In neurology, he wrote on multiple sclerosis. He carried out an autopsy on what may have been one of the early reported cases of myasthenia gravis, but finding no changes at autopsy signed it out “bulbar paralysis, fatal.” He pointed out that alcohol was a depressant, not a stimulant, and published an article on alcohol induced peripheral neuropathy (“alcoholic paraplegia”) in which he also described the mental symptoms of Korsakoff’s psychosis. He recognized that epilepsy was generated in the cerebral cortex, not the medulla oblongata. Thinking that epilepsy was of syphilitic origin he treated it with potassium bromide, but finding it effective began to use it all cases of epilepsy. He wrote on the differential diagnosis between syncope and epilepsy (On Falling), and also on migraine, postulating a vascular mechanism and treating it by wrapping a cold wet bandage around the head.
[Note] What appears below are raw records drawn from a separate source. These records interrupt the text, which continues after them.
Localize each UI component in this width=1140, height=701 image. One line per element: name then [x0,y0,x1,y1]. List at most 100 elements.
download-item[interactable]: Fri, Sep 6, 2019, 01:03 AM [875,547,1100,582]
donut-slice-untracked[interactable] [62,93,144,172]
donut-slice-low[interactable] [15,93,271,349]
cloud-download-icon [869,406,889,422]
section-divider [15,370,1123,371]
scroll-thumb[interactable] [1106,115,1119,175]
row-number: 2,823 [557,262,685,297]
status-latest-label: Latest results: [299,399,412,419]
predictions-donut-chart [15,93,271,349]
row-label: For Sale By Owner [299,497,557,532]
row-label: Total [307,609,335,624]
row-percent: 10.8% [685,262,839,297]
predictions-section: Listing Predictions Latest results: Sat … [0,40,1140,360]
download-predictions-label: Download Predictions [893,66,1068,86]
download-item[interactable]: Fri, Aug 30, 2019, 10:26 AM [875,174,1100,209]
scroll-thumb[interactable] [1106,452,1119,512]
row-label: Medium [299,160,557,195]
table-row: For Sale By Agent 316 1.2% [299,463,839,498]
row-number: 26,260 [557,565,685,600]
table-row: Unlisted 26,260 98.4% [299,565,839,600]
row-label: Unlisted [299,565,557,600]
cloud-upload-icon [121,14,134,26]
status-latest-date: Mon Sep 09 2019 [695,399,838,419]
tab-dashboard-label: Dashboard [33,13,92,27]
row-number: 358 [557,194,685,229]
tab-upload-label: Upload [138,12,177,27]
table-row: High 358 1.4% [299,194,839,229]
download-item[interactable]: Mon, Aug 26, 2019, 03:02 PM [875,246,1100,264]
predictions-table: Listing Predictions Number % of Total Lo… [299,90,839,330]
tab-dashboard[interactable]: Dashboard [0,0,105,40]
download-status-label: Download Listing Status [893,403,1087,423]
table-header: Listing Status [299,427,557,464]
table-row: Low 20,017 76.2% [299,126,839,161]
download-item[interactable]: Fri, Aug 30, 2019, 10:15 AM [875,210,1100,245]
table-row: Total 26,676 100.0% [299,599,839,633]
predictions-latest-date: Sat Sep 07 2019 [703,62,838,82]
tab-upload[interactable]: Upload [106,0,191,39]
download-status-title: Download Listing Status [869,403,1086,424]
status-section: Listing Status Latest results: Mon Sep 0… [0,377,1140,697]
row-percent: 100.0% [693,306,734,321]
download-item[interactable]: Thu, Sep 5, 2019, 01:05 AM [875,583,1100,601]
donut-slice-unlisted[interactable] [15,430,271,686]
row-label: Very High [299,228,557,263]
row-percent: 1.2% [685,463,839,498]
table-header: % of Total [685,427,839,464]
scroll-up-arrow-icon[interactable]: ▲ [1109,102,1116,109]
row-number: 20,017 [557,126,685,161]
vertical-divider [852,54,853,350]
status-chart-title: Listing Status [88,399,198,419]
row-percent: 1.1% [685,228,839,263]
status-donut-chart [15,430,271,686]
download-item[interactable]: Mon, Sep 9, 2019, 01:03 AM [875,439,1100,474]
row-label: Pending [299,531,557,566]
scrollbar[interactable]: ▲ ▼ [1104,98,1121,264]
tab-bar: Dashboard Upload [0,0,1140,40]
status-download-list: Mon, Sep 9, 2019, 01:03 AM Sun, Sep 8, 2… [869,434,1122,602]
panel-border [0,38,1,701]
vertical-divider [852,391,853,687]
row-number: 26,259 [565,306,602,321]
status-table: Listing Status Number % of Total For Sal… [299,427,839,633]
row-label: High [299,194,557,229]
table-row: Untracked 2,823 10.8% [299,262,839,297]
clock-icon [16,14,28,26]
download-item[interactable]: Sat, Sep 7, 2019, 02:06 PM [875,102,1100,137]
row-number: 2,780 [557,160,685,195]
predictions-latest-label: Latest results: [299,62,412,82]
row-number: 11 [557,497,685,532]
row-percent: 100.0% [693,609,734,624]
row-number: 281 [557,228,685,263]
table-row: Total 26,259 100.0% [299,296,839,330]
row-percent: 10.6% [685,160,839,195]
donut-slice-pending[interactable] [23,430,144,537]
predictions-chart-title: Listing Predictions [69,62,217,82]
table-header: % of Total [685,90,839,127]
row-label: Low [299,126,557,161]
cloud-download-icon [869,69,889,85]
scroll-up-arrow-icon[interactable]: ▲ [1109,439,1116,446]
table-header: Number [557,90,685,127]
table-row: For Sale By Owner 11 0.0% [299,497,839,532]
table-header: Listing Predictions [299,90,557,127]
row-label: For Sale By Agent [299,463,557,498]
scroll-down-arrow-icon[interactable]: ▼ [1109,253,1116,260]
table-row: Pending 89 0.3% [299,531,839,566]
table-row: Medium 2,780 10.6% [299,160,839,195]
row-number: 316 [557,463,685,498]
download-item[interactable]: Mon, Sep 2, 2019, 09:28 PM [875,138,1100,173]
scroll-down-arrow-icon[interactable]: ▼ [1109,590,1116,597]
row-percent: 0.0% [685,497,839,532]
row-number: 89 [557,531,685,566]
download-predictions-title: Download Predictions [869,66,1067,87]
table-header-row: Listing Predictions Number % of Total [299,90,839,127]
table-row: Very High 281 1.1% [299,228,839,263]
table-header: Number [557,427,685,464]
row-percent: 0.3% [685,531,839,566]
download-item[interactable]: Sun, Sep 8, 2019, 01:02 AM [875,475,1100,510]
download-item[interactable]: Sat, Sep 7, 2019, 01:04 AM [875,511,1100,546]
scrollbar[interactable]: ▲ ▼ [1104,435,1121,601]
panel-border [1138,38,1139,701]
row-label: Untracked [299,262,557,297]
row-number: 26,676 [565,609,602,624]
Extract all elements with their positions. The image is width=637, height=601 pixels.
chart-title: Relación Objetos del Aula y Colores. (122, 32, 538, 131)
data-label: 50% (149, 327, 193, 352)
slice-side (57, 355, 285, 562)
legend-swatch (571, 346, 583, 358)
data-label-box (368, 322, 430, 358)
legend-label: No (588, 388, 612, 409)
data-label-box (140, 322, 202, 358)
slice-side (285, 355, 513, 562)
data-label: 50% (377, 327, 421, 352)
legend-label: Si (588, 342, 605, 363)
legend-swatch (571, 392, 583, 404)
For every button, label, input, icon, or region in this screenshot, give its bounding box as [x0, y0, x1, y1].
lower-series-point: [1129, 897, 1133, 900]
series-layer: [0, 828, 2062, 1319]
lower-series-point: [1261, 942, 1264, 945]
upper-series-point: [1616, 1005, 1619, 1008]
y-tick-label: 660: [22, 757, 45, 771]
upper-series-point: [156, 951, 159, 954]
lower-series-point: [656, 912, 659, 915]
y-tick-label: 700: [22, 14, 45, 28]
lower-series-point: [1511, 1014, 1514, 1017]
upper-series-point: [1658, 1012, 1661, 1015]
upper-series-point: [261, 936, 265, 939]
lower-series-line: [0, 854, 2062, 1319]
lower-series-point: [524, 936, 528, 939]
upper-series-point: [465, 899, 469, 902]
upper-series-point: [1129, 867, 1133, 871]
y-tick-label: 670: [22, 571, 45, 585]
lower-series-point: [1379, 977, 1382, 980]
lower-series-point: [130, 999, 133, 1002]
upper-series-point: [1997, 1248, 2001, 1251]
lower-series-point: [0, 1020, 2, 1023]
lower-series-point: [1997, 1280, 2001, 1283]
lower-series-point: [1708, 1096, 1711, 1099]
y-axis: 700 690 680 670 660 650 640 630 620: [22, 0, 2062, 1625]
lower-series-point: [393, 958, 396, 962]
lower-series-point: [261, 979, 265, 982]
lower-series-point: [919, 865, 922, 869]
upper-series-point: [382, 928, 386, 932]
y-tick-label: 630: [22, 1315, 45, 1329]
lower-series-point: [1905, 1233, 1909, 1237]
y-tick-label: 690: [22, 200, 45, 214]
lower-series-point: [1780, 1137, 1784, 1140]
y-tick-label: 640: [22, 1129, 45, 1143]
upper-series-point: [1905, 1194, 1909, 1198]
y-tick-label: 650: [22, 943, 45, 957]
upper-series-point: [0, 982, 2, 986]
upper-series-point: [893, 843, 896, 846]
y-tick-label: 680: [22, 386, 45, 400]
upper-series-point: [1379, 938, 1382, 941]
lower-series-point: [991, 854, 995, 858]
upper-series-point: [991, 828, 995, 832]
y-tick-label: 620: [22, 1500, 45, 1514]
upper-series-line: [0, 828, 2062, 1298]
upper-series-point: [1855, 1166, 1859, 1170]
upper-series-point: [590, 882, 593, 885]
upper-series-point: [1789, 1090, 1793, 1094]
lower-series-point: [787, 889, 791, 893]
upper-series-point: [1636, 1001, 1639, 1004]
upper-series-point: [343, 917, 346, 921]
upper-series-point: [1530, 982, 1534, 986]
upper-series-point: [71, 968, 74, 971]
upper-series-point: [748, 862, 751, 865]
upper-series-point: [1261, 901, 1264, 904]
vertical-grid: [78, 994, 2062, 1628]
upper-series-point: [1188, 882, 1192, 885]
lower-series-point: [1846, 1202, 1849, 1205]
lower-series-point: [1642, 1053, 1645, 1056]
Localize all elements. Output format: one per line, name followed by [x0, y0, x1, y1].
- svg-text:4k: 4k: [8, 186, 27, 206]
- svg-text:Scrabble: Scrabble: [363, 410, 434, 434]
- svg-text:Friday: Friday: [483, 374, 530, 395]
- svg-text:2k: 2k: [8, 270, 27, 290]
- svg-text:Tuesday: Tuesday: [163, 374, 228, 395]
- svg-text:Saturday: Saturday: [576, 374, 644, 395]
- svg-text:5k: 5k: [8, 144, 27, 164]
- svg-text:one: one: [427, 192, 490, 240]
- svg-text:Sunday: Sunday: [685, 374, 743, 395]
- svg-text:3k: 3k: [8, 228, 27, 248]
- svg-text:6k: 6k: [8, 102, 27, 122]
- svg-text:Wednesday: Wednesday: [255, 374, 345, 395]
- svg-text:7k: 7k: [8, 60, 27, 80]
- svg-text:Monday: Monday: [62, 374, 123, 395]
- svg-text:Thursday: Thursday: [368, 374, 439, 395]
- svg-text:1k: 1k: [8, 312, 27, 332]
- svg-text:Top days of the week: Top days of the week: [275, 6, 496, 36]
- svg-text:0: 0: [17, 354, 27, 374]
He received many honors. He was elected to the Royal Society and to the senate of the University of London; became president of the Pathological Society and the Royal College of Physician; was Harveyan orator in 1879; was knighted; and became physician extraordinary to Queen Victoria. He lived to the old age of eighty-seven, dying a stroke in 1911, having survived at an earlier time prostate surgery and an operation for a gangrenous appendix (1904). He has been variously referred to as “the grand old man of British medicine”1 and the “most philosophical of English physicians,”2 a man who had the genius for observation, idolized by his students, beloved by his disciples, and implicitly trusted by his colleagues.3

 

References

  1. Stone, MJ. Samuel Wilks: The “grand old man of medicine”, Baylor University Medical Center Proceedings, 2010, 23(3):263.
  2. Pearce, JMS. Sir Samuel Wilks (1824-1911): The most philosophical of English physicians. European Neurology 2009, 61:119.
  3. Banerjee, AK. Samuel Wilks: a founding father of clinical science. Journal the Royal Society of Medicine, 1991, 84:44.